There is outsourcing and then there is in sourcing. Its about companies and organizations wanting to find the balance and meeting their current needs. Ive seen HR outsourced, ive seen engineers outsourced, there is onsite outsoruced employees. Lawyers by default are "outsourced" you have companies that retain lawyers and companies that prefer to hire legal aid.I also know of former colleagues who are enjoying better salaries as they are retrenched and outsourced but rehired by the vendor. Its about the compensation. Salaries and Compensation is dependent more on supply and demand conditions as well as your starting point rather than the job itself
My brother started his career in IT 4 years earlier than me. There was a mass drive to allow immigrants with IT and other technical degrees to fill the void. After 5 years of IT my salary matched his starting and my company is known to be a lot more generous in granting salaries.
Conditions that determine your next pay check are more
1. Salary Budget
2. Market Rate of Increment (10% over your current)
3. How desperate they want you (how many other people are in the market as the hiring organization perceives, some company want an IT guy, some want specifically MCAD, CCIE etc, some just want a dgree)
4. How desperate you want the job
5. Whether the HR manager likes you
6. Whether the hiring manager likes you
The introduction of "Indian and Chinese" massively increasing the labor supply. Remember these two countries account for more than 35% of world population. IT is surpressed first as most migration policies allocate preference to migrants with technical degrees. But as globalized workplaces take off and work becomes more mobile all vocations will be suppressed due to higher supply. Add to it the indigenous supply of degree graduates is growing, more people are getting higher qualifications including masters and phds. So the supply grows huge.
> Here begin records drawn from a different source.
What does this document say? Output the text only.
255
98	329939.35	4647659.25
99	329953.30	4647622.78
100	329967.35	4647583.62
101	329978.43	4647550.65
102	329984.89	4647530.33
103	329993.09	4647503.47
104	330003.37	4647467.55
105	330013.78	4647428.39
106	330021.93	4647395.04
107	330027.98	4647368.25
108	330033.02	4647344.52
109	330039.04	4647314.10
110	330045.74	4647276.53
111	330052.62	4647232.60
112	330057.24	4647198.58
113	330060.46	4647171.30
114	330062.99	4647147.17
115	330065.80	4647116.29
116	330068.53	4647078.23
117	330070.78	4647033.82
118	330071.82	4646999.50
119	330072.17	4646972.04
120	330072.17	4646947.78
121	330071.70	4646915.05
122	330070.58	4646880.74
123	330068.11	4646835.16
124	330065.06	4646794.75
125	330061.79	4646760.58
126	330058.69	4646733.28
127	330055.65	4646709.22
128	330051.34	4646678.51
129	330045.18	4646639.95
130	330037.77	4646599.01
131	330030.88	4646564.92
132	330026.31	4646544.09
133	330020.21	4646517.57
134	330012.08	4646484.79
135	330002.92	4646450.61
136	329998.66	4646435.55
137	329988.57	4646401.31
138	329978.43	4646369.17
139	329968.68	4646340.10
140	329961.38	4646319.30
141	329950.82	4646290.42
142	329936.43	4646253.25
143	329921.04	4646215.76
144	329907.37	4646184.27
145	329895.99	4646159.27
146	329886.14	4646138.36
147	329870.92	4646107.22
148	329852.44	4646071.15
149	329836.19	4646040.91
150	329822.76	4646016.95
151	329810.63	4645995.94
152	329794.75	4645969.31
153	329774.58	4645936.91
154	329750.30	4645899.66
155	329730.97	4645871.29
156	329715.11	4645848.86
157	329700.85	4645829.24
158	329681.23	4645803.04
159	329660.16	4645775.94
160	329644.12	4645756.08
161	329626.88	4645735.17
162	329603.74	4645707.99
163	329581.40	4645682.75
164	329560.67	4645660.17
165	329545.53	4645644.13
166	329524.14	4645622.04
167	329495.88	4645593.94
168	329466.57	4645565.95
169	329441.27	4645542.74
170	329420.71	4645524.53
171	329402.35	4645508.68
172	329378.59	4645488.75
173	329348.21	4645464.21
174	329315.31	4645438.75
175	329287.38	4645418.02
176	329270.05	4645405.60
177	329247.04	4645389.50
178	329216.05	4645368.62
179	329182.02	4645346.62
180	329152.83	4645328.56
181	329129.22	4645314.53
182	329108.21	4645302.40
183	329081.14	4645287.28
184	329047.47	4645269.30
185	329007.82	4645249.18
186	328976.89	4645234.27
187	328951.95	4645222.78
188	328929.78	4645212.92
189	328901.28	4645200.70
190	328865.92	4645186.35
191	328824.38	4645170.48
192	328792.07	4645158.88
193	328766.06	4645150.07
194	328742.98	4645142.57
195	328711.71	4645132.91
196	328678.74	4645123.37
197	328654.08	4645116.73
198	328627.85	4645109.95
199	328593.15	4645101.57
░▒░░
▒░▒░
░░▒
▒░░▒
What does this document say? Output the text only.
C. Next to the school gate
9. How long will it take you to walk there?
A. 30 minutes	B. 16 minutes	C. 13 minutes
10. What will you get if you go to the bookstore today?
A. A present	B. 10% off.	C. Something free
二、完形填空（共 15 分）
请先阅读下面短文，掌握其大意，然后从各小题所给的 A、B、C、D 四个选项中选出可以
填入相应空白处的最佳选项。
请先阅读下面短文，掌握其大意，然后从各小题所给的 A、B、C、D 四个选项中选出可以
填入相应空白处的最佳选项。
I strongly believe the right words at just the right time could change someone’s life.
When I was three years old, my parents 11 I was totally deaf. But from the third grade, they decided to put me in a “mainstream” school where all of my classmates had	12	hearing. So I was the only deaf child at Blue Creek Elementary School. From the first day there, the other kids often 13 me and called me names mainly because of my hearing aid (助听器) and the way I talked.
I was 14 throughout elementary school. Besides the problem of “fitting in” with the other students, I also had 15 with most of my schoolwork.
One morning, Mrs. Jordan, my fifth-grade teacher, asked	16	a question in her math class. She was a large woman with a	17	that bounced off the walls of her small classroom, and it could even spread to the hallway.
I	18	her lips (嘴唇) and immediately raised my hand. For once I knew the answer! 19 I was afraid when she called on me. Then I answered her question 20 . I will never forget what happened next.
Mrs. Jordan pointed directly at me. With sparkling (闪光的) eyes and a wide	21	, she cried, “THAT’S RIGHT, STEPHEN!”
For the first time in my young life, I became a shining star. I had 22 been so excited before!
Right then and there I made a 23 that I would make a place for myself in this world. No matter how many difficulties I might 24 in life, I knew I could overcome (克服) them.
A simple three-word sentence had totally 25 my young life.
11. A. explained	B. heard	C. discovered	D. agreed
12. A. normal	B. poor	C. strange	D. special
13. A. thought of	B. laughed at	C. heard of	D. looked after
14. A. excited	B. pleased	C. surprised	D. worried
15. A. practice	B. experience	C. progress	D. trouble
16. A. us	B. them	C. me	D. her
This puts major downward pressure on factors 2 &3 and squeezes you in 4 as you have less options.
You can earn a lot just be artificially reduce the supply and or join one market where the demand is much higher
You reduce the supply by taking certifications, the more you have you join a more constricted job supply as you are classified by hiring organizations as certified and of better quality as compared to someone who isnt. While I don't like paper tigers, this is how the market works. And remeber a higher starting pay check is in general better. Remember increments are also dependent on.
That or you join the market where the demand is higher, I would imagine the demand for cloud computing developers is significantly higher than for helpdesk in most parts of the world. But specializing has its pitfalls, when the tech depreciates you are pretty much find yourself back to square one think cobol and crystal reports.
Working with customers tend to be better, because by default you are in a short supply market, anyone can be a sales person but a sales person who can maintain relations is very much desired(Factors 3 &6) as customers pay for everything. however if you get something wrong those factors reverses for you.
Countries in Europe and north Americas will see decline as economic activity moves to Asia, companies perceive substitution viability and when growing operations in Asia makes more sense. Once they feel that they can substitute an in-house staff for a vendor, or a 24/7 support team in asia, demand drops (factor 3). these changes are hard and inevitable.
If you switch to other professions, youll be disappointed latter as all professions will face the same fate.
Bringing back to the point, freelancing faces the same pressures it just that there's a huge supply now. If you freelance, you are better off doing your own startup with products not services. Then its back to how good you are in generating a product with demand.
All other things like getting more cert or switching fields are in my opinion playing around with the basic factors. Understand them and probably your compensation will start to grow.